Direita e esquerda são Fukuyamistas, pois enxergam no capital-parlamentarismo o fim da história, partilhando, portanto, da mesma concepção de que a única forma do Bem é o menos pior. Quando isto acontece, a política deixa de existir. É preciso lembrar Jacques Ranciére quando afirma que uma sequência política é rara e só ocorre quando a ordem natural da dominação é interrompida por uma oposição incomensurável. Se esquerda e direita são comensuráveis na medida em que se verifica um elemento comum qual seja a aceitação da economia de mercado como necessária, é sinal de que não existe política e, portanto, vivemos em um tempo modesto e falso.
Somente um ingênuo ou um imbecil (ou os dois) acha que entre Dilma e Aécio há antagonismo. Como salienta Ernesto Laclau, o mecanismo básico da ideologia e, podemos aditar, da política contemporânea, é transformar um antagonismo em simples diferença.

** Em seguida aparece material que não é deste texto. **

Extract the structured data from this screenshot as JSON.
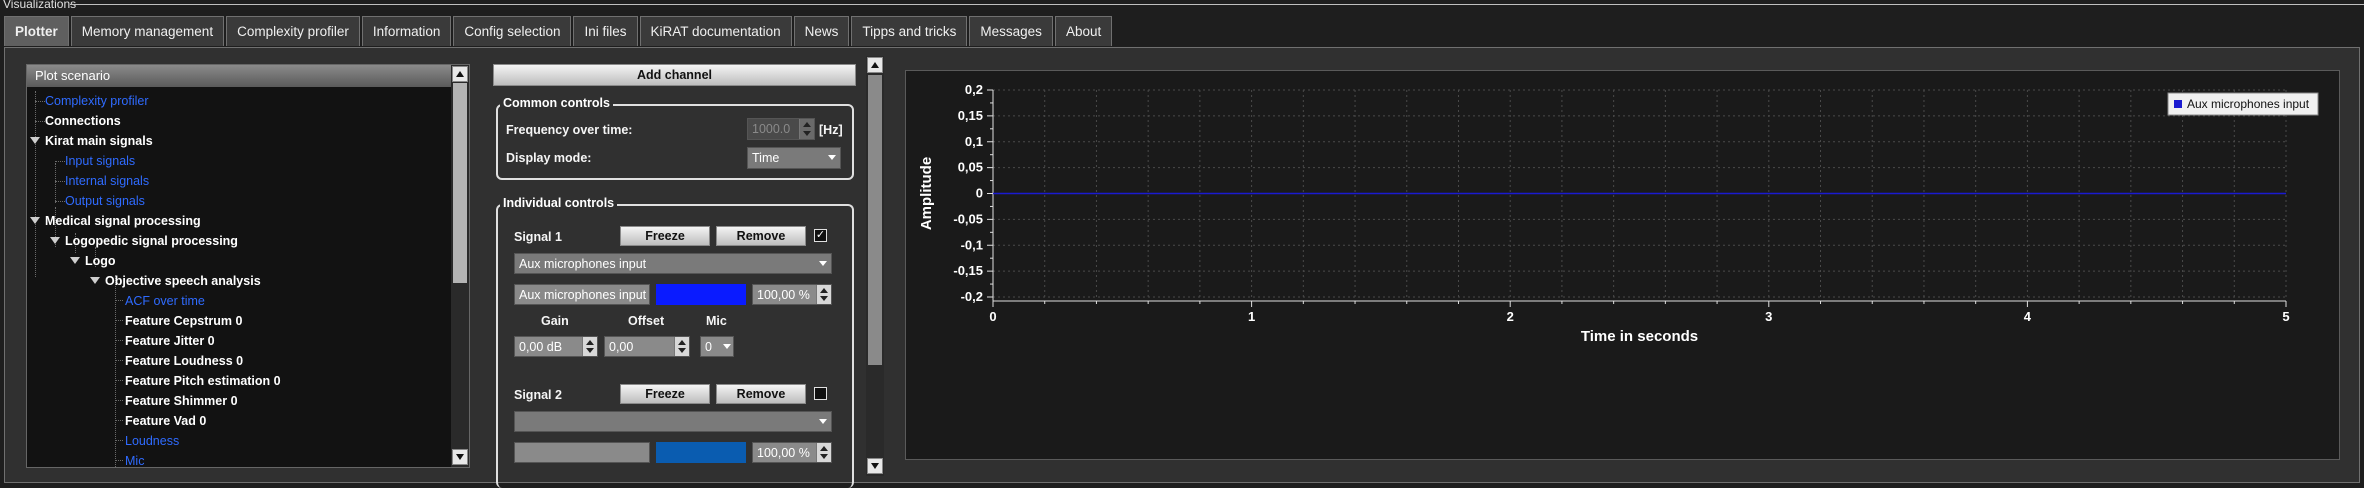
{
  "window": {
    "title": "Visualizations"
  },
  "tabs": [
    {
      "label": "Plotter"
    },
    {
      "label": "Memory management"
    },
    {
      "label": "Complexity profiler"
    },
    {
      "label": "Information"
    },
    {
      "label": "Config selection"
    },
    {
      "label": "Ini files"
    },
    {
      "label": "KiRAT documentation"
    },
    {
      "label": "News"
    },
    {
      "label": "Tipps and tricks"
    },
    {
      "label": "Messages"
    },
    {
      "label": "About"
    }
  ],
  "tree": {
    "header": "Plot scenario",
    "items": [
      {
        "label": "Complexity profiler"
      },
      {
        "label": "Connections"
      },
      {
        "label": "Kirat main signals"
      },
      {
        "label": "Input signals"
      },
      {
        "label": "Internal signals"
      },
      {
        "label": "Output signals"
      },
      {
        "label": "Medical signal processing"
      },
      {
        "label": "Logopedic signal processing"
      },
      {
        "label": "Logo"
      },
      {
        "label": "Objective speech analysis"
      },
      {
        "label": "ACF over time"
      },
      {
        "label": "Feature Cepstrum 0"
      },
      {
        "label": "Feature Jitter 0"
      },
      {
        "label": "Feature Loudness 0"
      },
      {
        "label": "Feature Pitch estimation 0"
      },
      {
        "label": "Feature Shimmer 0"
      },
      {
        "label": "Feature Vad 0"
      },
      {
        "label": "Loudness"
      },
      {
        "label": "Mic"
      }
    ]
  },
  "controls": {
    "add_channel": "Add channel",
    "common": {
      "title": "Common controls",
      "freq_label": "Frequency over time:",
      "freq_value": "1000.0",
      "freq_unit": "[Hz]",
      "display_label": "Display mode:",
      "display_value": "Time"
    },
    "individual": {
      "title": "Individual controls",
      "signal1": {
        "label": "Signal 1",
        "freeze": "Freeze",
        "remove": "Remove",
        "checked": "✓",
        "source": "Aux microphones input",
        "name": "Aux microphones input",
        "color": "#0a1bff",
        "percent": "100,00 %",
        "gain_label": "Gain",
        "offset_label": "Offset",
        "mic_label": "Mic",
        "gain": "0,00 dB",
        "offset": "0,00",
        "mic": "0"
      },
      "signal2": {
        "label": "Signal 2",
        "freeze": "Freeze",
        "remove": "Remove",
        "source": "",
        "name": "",
        "color": "#0a5cb0",
        "percent": "100,00 %"
      }
    }
  },
  "chart_data": {
    "type": "line",
    "title": "",
    "xlabel": "Time in seconds",
    "ylabel": "Amplitude",
    "xlim": [
      0,
      5
    ],
    "ylim": [
      -0.2,
      0.2
    ],
    "x_ticks": [
      "0",
      "1",
      "2",
      "3",
      "4",
      "5"
    ],
    "y_ticks": [
      "0,2",
      "0,15",
      "0,1",
      "0,05",
      "0",
      "-0,05",
      "-0,1",
      "-0,15",
      "-0,2"
    ],
    "grid": true,
    "legend_position": "top-right",
    "series": [
      {
        "name": "Aux microphones input",
        "color": "#1a1ad0",
        "x": [
          0,
          5
        ],
        "y": [
          0,
          0
        ]
      }
    ]
  }
}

Entre Dilma e Aécio o que há é simples diferença porque, quanto ao essencial, concordam: na aceitação da necessidade intransponível do capital-parlamentarismo.
Quando a esquerda deixa de representar, se é que em algum momento representou, uma verdadeira oposição à direita, é porque chegou o momento de ter a coragem de dizer que esta esquerda faliu e deixou-se absorver pelo ideário direitista que é o conformismo e a aceitação da dominação como o único horizonte politico. Então, com esta esquerda, quem precisa de direita?
Quando Espártacus deflagrou a insurreição dos escravos, abriu com seu agir um possível cuja afirmação já perfurava a naturalidade da dominação. No momento mesmo da declaração da revolta já deixou de ser escravo porque se alinhava à divisa do possível/impossível que implica no engajamento: podemos logo; devemos.
A esquerda, sobre ser medíocre e confortada, não pode instaurar uma verdadeira política já que, refestelando-se na cadeira macia dos palácios e paços, renuncia, se é que já teve este ideal, a paixão pela igualdade.
Alain Badiou ressalta que o primeiro grito xenófobo na França não adveio de Le Pen, mas de um ministro de esquerda, demonstrando que há, nas questões centrais, uma cumplicidade entre a esquerda e a direita. Lula não foi o maior continuador de Fernando Henrique?
Diante desse cenário, não devemos ceder à conclusão de que devemos reinventar a esquerda, mas sim encontrar novas formas de organização que escapem a forma-partido com o fito de salvar o povo dos seus supostos salvadores, isto é, libertar o povo da tentação do esquerdismo. É preciso reinventar a política que se dá sempre no confronto e não no consenso enfadonho de nossa época.
Ao entabular esta crítica, não estou fazendo apologia da direita. Ao revés, estou denunciando a fraqueza da esquerda. Mas como os esquerdistas são péssimos dialéticos, irão afirmar que estou fazendo o jogo da direita. É que eles só entendem a lógica do ”isto ou aquilo” e não percebem que o pensamento radical cria, como diria o meu mestre Alain Badiou, um regime diagonal. Entre a direita e a esquerda, resta a diagonal da emancipação humana.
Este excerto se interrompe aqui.